Pre-flight Briefing (see video)
Every flight must start with a thorough pre-flight safety briefing that includes the stowage of carry-on baggage, smoking regulations (smoking is prohibited on all commercial aircraft in Suriname), the location and operation/use of the seat belts, normal and emergency exits, survival gear, fire extinguishers, first aid kits, flotation devices, and the actions to be taken in the event of an emergency. You should also consult the safety features card, which includes information on emergency exits and brace positions.

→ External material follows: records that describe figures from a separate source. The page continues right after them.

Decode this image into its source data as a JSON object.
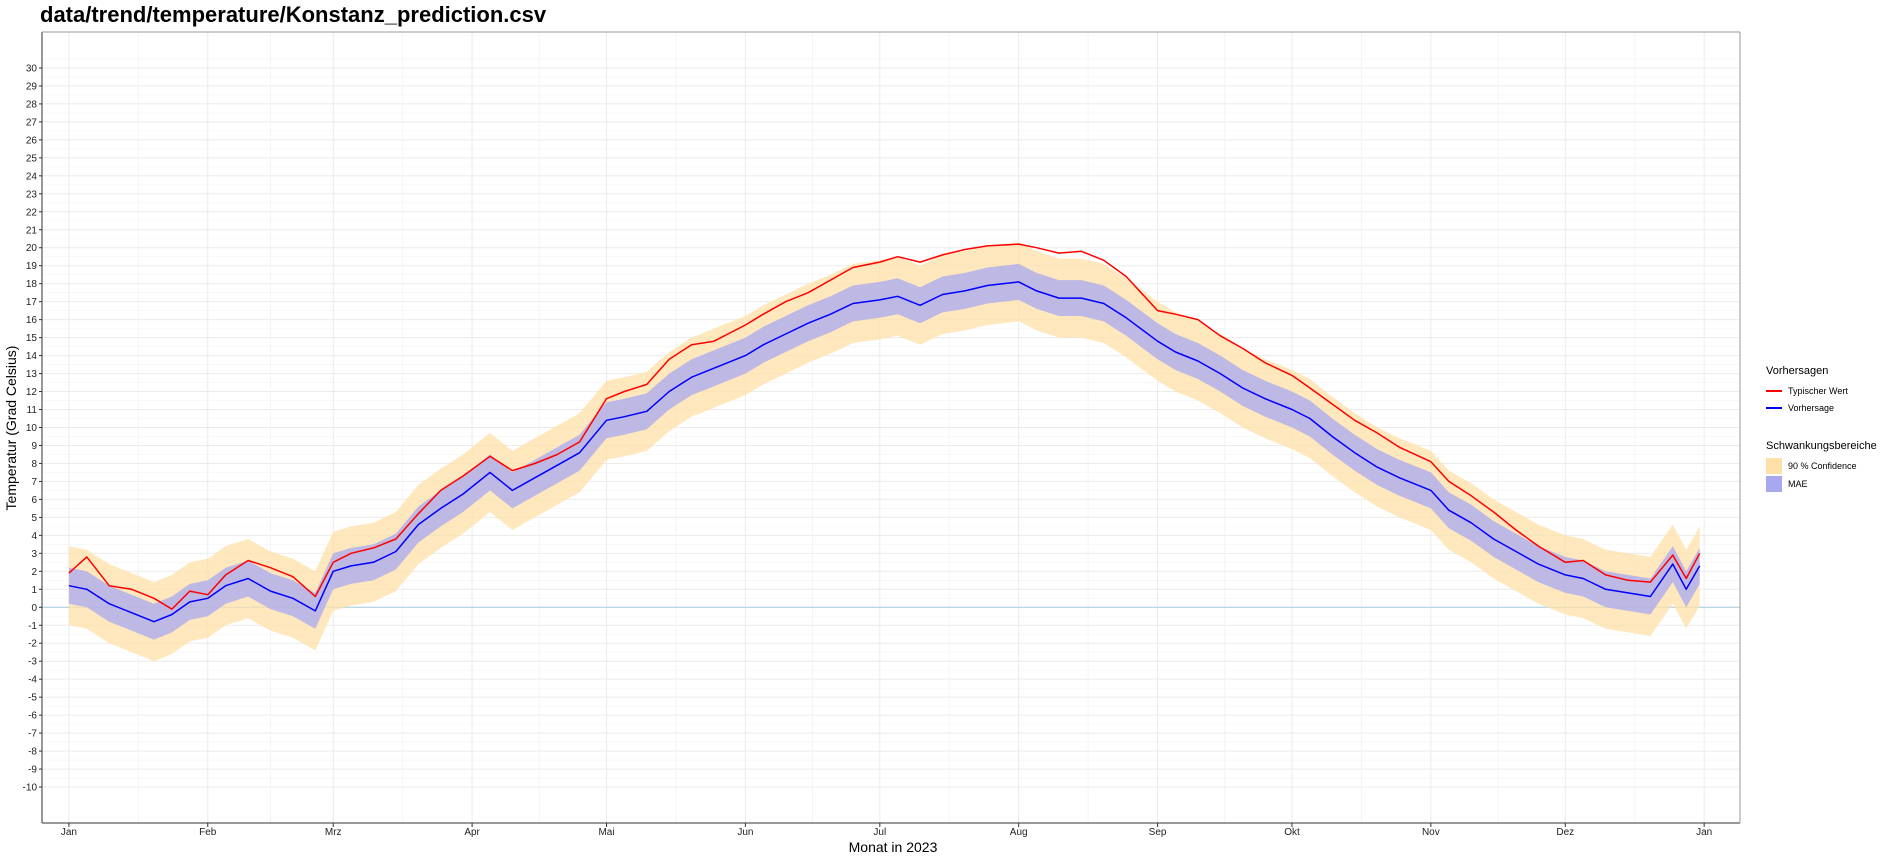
{
  "chart_data": {
    "type": "line",
    "title": "data/trend/temperature/Konstanz_prediction.csv",
    "xlabel": "Monat in 2023",
    "ylabel": "Temperatur (Grad Celsius)",
    "ylim": [
      -12,
      32
    ],
    "yticks": [
      -10,
      -9,
      -8,
      -7,
      -6,
      -5,
      -4,
      -3,
      -2,
      -1,
      0,
      1,
      2,
      3,
      4,
      5,
      6,
      7,
      8,
      9,
      10,
      11,
      12,
      13,
      14,
      15,
      16,
      17,
      18,
      19,
      20,
      21,
      22,
      23,
      24,
      25,
      26,
      27,
      28,
      29,
      30
    ],
    "x_domain": [
      "2022-12-26",
      "2024-01-09"
    ],
    "month_ticks": [
      {
        "date": "2023-01-01",
        "label": "Jan"
      },
      {
        "date": "2023-02-01",
        "label": "Feb"
      },
      {
        "date": "2023-03-01",
        "label": "Mrz"
      },
      {
        "date": "2023-04-01",
        "label": "Apr"
      },
      {
        "date": "2023-05-01",
        "label": "Mai"
      },
      {
        "date": "2023-06-01",
        "label": "Jun"
      },
      {
        "date": "2023-07-01",
        "label": "Jul"
      },
      {
        "date": "2023-08-01",
        "label": "Aug"
      },
      {
        "date": "2023-09-01",
        "label": "Sep"
      },
      {
        "date": "2023-10-01",
        "label": "Okt"
      },
      {
        "date": "2023-11-01",
        "label": "Nov"
      },
      {
        "date": "2023-12-01",
        "label": "Dez"
      },
      {
        "date": "2024-01-01",
        "label": "Jan"
      }
    ],
    "grid": true,
    "zero_line": true,
    "legend_position": "right",
    "legend": {
      "lines_title": "Vorhersagen",
      "bands_title": "Schwankungsbereiche",
      "lines": [
        {
          "label": "Typischer Wert",
          "color": "#ff0000"
        },
        {
          "label": "Vorhersage",
          "color": "#0000ff"
        }
      ],
      "bands": [
        {
          "label": "90 % Confidence",
          "color": "#ffe0a8"
        },
        {
          "label": "MAE",
          "color": "#a8a8f0"
        }
      ]
    },
    "series": [
      {
        "name": "Typischer Wert",
        "color": "#ff0000",
        "points": [
          [
            "2023-01-01",
            1.9
          ],
          [
            "2023-01-05",
            2.8
          ],
          [
            "2023-01-10",
            1.2
          ],
          [
            "2023-01-15",
            1.0
          ],
          [
            "2023-01-20",
            0.5
          ],
          [
            "2023-01-24",
            -0.1
          ],
          [
            "2023-01-28",
            0.9
          ],
          [
            "2023-02-01",
            0.7
          ],
          [
            "2023-02-05",
            1.8
          ],
          [
            "2023-02-10",
            2.6
          ],
          [
            "2023-02-15",
            2.2
          ],
          [
            "2023-02-20",
            1.7
          ],
          [
            "2023-02-25",
            0.6
          ],
          [
            "2023-03-01",
            2.5
          ],
          [
            "2023-03-05",
            3.0
          ],
          [
            "2023-03-10",
            3.3
          ],
          [
            "2023-03-15",
            3.8
          ],
          [
            "2023-03-20",
            5.2
          ],
          [
            "2023-03-25",
            6.5
          ],
          [
            "2023-03-30",
            7.3
          ],
          [
            "2023-04-05",
            8.4
          ],
          [
            "2023-04-10",
            7.6
          ],
          [
            "2023-04-15",
            8.0
          ],
          [
            "2023-04-20",
            8.5
          ],
          [
            "2023-04-25",
            9.2
          ],
          [
            "2023-05-01",
            11.6
          ],
          [
            "2023-05-05",
            12.0
          ],
          [
            "2023-05-10",
            12.4
          ],
          [
            "2023-05-15",
            13.8
          ],
          [
            "2023-05-20",
            14.6
          ],
          [
            "2023-05-25",
            14.8
          ],
          [
            "2023-06-01",
            15.7
          ],
          [
            "2023-06-05",
            16.3
          ],
          [
            "2023-06-10",
            17.0
          ],
          [
            "2023-06-15",
            17.5
          ],
          [
            "2023-06-20",
            18.2
          ],
          [
            "2023-06-25",
            18.9
          ],
          [
            "2023-07-01",
            19.2
          ],
          [
            "2023-07-05",
            19.5
          ],
          [
            "2023-07-10",
            19.2
          ],
          [
            "2023-07-15",
            19.6
          ],
          [
            "2023-07-20",
            19.9
          ],
          [
            "2023-07-25",
            20.1
          ],
          [
            "2023-08-01",
            20.2
          ],
          [
            "2023-08-05",
            20.0
          ],
          [
            "2023-08-10",
            19.7
          ],
          [
            "2023-08-15",
            19.8
          ],
          [
            "2023-08-20",
            19.3
          ],
          [
            "2023-08-25",
            18.4
          ],
          [
            "2023-09-01",
            16.5
          ],
          [
            "2023-09-05",
            16.3
          ],
          [
            "2023-09-10",
            16.0
          ],
          [
            "2023-09-15",
            15.1
          ],
          [
            "2023-09-20",
            14.4
          ],
          [
            "2023-09-25",
            13.6
          ],
          [
            "2023-10-01",
            12.9
          ],
          [
            "2023-10-05",
            12.2
          ],
          [
            "2023-10-10",
            11.3
          ],
          [
            "2023-10-15",
            10.4
          ],
          [
            "2023-10-20",
            9.7
          ],
          [
            "2023-10-25",
            8.9
          ],
          [
            "2023-11-01",
            8.1
          ],
          [
            "2023-11-05",
            7.0
          ],
          [
            "2023-11-10",
            6.2
          ],
          [
            "2023-11-15",
            5.3
          ],
          [
            "2023-11-20",
            4.3
          ],
          [
            "2023-11-25",
            3.4
          ],
          [
            "2023-12-01",
            2.5
          ],
          [
            "2023-12-05",
            2.6
          ],
          [
            "2023-12-10",
            1.8
          ],
          [
            "2023-12-15",
            1.5
          ],
          [
            "2023-12-20",
            1.4
          ],
          [
            "2023-12-25",
            2.9
          ],
          [
            "2023-12-28",
            1.6
          ],
          [
            "2023-12-31",
            3.0
          ]
        ]
      },
      {
        "name": "Vorhersage",
        "color": "#0000ff",
        "points": [
          [
            "2023-01-01",
            1.2
          ],
          [
            "2023-01-05",
            1.0
          ],
          [
            "2023-01-10",
            0.2
          ],
          [
            "2023-01-15",
            -0.3
          ],
          [
            "2023-01-20",
            -0.8
          ],
          [
            "2023-01-24",
            -0.4
          ],
          [
            "2023-01-28",
            0.3
          ],
          [
            "2023-02-01",
            0.5
          ],
          [
            "2023-02-05",
            1.2
          ],
          [
            "2023-02-10",
            1.6
          ],
          [
            "2023-02-15",
            0.9
          ],
          [
            "2023-02-20",
            0.5
          ],
          [
            "2023-02-25",
            -0.2
          ],
          [
            "2023-03-01",
            2.0
          ],
          [
            "2023-03-05",
            2.3
          ],
          [
            "2023-03-10",
            2.5
          ],
          [
            "2023-03-15",
            3.1
          ],
          [
            "2023-03-20",
            4.6
          ],
          [
            "2023-03-25",
            5.5
          ],
          [
            "2023-03-30",
            6.3
          ],
          [
            "2023-04-05",
            7.5
          ],
          [
            "2023-04-10",
            6.5
          ],
          [
            "2023-04-15",
            7.2
          ],
          [
            "2023-04-20",
            7.9
          ],
          [
            "2023-04-25",
            8.6
          ],
          [
            "2023-05-01",
            10.4
          ],
          [
            "2023-05-05",
            10.6
          ],
          [
            "2023-05-10",
            10.9
          ],
          [
            "2023-05-15",
            12.0
          ],
          [
            "2023-05-20",
            12.8
          ],
          [
            "2023-05-25",
            13.3
          ],
          [
            "2023-06-01",
            14.0
          ],
          [
            "2023-06-05",
            14.6
          ],
          [
            "2023-06-10",
            15.2
          ],
          [
            "2023-06-15",
            15.8
          ],
          [
            "2023-06-20",
            16.3
          ],
          [
            "2023-06-25",
            16.9
          ],
          [
            "2023-07-01",
            17.1
          ],
          [
            "2023-07-05",
            17.3
          ],
          [
            "2023-07-10",
            16.8
          ],
          [
            "2023-07-15",
            17.4
          ],
          [
            "2023-07-20",
            17.6
          ],
          [
            "2023-07-25",
            17.9
          ],
          [
            "2023-08-01",
            18.1
          ],
          [
            "2023-08-05",
            17.6
          ],
          [
            "2023-08-10",
            17.2
          ],
          [
            "2023-08-15",
            17.2
          ],
          [
            "2023-08-20",
            16.9
          ],
          [
            "2023-08-25",
            16.1
          ],
          [
            "2023-09-01",
            14.8
          ],
          [
            "2023-09-05",
            14.2
          ],
          [
            "2023-09-10",
            13.7
          ],
          [
            "2023-09-15",
            13.0
          ],
          [
            "2023-09-20",
            12.2
          ],
          [
            "2023-09-25",
            11.6
          ],
          [
            "2023-10-01",
            11.0
          ],
          [
            "2023-10-05",
            10.5
          ],
          [
            "2023-10-10",
            9.5
          ],
          [
            "2023-10-15",
            8.6
          ],
          [
            "2023-10-20",
            7.8
          ],
          [
            "2023-10-25",
            7.2
          ],
          [
            "2023-11-01",
            6.5
          ],
          [
            "2023-11-05",
            5.4
          ],
          [
            "2023-11-10",
            4.7
          ],
          [
            "2023-11-15",
            3.8
          ],
          [
            "2023-11-20",
            3.1
          ],
          [
            "2023-11-25",
            2.4
          ],
          [
            "2023-12-01",
            1.8
          ],
          [
            "2023-12-05",
            1.6
          ],
          [
            "2023-12-10",
            1.0
          ],
          [
            "2023-12-15",
            0.8
          ],
          [
            "2023-12-20",
            0.6
          ],
          [
            "2023-12-25",
            2.4
          ],
          [
            "2023-12-28",
            1.0
          ],
          [
            "2023-12-31",
            2.3
          ]
        ]
      }
    ],
    "bands": [
      {
        "name": "90 % Confidence",
        "color": "#ffe0a8",
        "half_width": 2.2
      },
      {
        "name": "MAE",
        "color": "#a8a8f0",
        "half_width": 1.0
      }
    ]
  }
}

For takeoff, make sure your seat belt is tightly fastened, your carry-on baggage is stowed. Do not distract the flight crew during this important part of your flight.
When you reach cruise altitude, keep their seat belts on at all times while seated as a precaution against unexpected turbulence.
Preparation for landing is the same as that for takeoff. Seat belts are fastened, your carry-on baggage is stowed. Again, do not distract the crew during the landing.
Follow the flight crew’s instructions for leaving the aircraft. If no instructions are given, then ask. Watch out for those propellers!